Colleen Green
Cool (2021)
John Gentile
Is Cool, the new album by Colleen Green a concept album? I think it is. The release starts with a paranoid track called “Someone else” where the subject thinks her boyfriend is double dealing. In fact, the track opens with a coldly spoken “he has someone else/they all do,” while a low rumbling bass drives forward. This sort of paranoid menace flows through a good part of the release, at times recalling the infinite darkness of Bauhaus, such as the ominous creep of “Highway”, and at other times revealing an unguarded openness, such as with “someone else.” That is, the subject is speaking her mind honestly, without guidance to the listener as to whether her perspective is “correct” or “good.” Some of the greatest soul music does this (see Soul Children’s “I’ll be the other woman”), and in this honesty, there’s real human connection. No one’s perfect, and we all suffer from anger or frustration or pettiness or wrongful suspicion- and Green’s openness here (or the song’s subject) shows her bravery as an artist and it is just the thing that takes music like this from good to transcendent.

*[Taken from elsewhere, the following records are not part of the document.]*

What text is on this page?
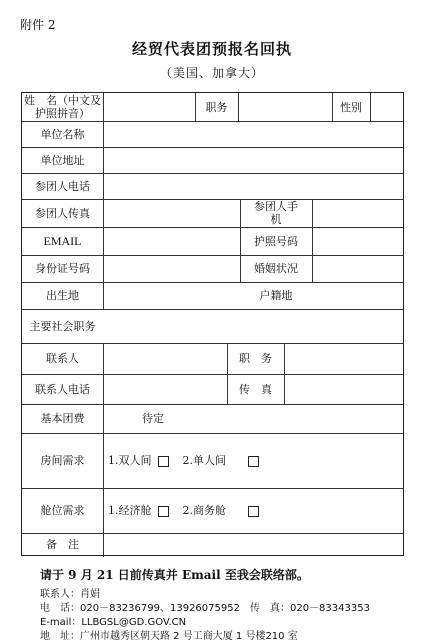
附件 2
经贸代表团预报名回执
（美国、加拿大）
姓　名（中文及护照拼音）	职务	性别
单位名称
单位地址
参团人电话
参团人传真	参团人手机
EMAIL	护照号码
身份证号码	婚姻状况
出生地	户籍地
主要社会职务
联系人	职　务
联系人电话	传　真
基本团费	待定
房间需求	1.双人间	2.单人间
舱位需求	1.经济舱	2.商务舱
备　注
请于 9 月 21 日前传真并 Email 至我会联络部。
联系人：肖娟
电　话：020－83236799、13926075952　传　真：020－83343353
E-mail：LLBGSL@GD.GOV.CN
地　址：广州市越秀区朝天路 2 号工商大厦 1 号楼210 室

But then, there’s the kicker. On “Someone else,” just as Green sets up the icy section, she breaks out into a pop sing-songy cadence before revealing that the suspicions are probably correct. That is, just because you’re paranoid doesn’t mean that the thing you’re worried about isn’t real. She bends this spacey vibe to different purposes throughout the album. “Highway”, with its sinister intro, details a conflict in lifestyles while Green uses a spartan attack quite effectively. There’s really only three or four sounds in the track- Green’s voice, drums, bass, and ghostly backing vocals. But the extreme closeup on her voice framed by the spooky chords says all you need to know without actually saying it. To that end, Green’s skill as a guitarist shines through here and throughout the album. She favors powerful, atmospheric hanging and then suddenly… a feedback, sharp riff stabs out of the shifting backdrop almost like a killer in a horror movie. Green is playing with contrast so well that the different tones lock together. Brian Eno has a philosophy to delete parts of a song until what remains cannot be deleted. It sounds like Green did that here and EVERYTHING hits like a brick.
Take, for example, the lumbering bass on “You don’t exist.” It seems like Green is pondering how the age of social media has erased what people truly are, only leaving the trace of a person on digital platforms- well, that’s my take. Meanwhile, the kraut-rock/space rock bass drives this forward until Green jumps in with the chorus “You don’t exist / you don’t exi-ssss-t!” If the lyrics weren’t so bleak, I’d think the melody was from a Madonna or Cindy Lauper album.
But, while a certain menace or dread permeates the album, the main finale is “I believe in love.” Sure, we’ve trekked through paranoia, conflicting life perspective, and even self-erasure, but at the end, Green finds the light in the universe. It’s almost like a twist ending- We trekked through a cold universe only to a find a sort of happiness and optimism at the center. Cool is not only a masterful release sonically, but it strikes a cosmic chord that few release can hit. I’m just glad that chord is a positive one… for all of our sakes.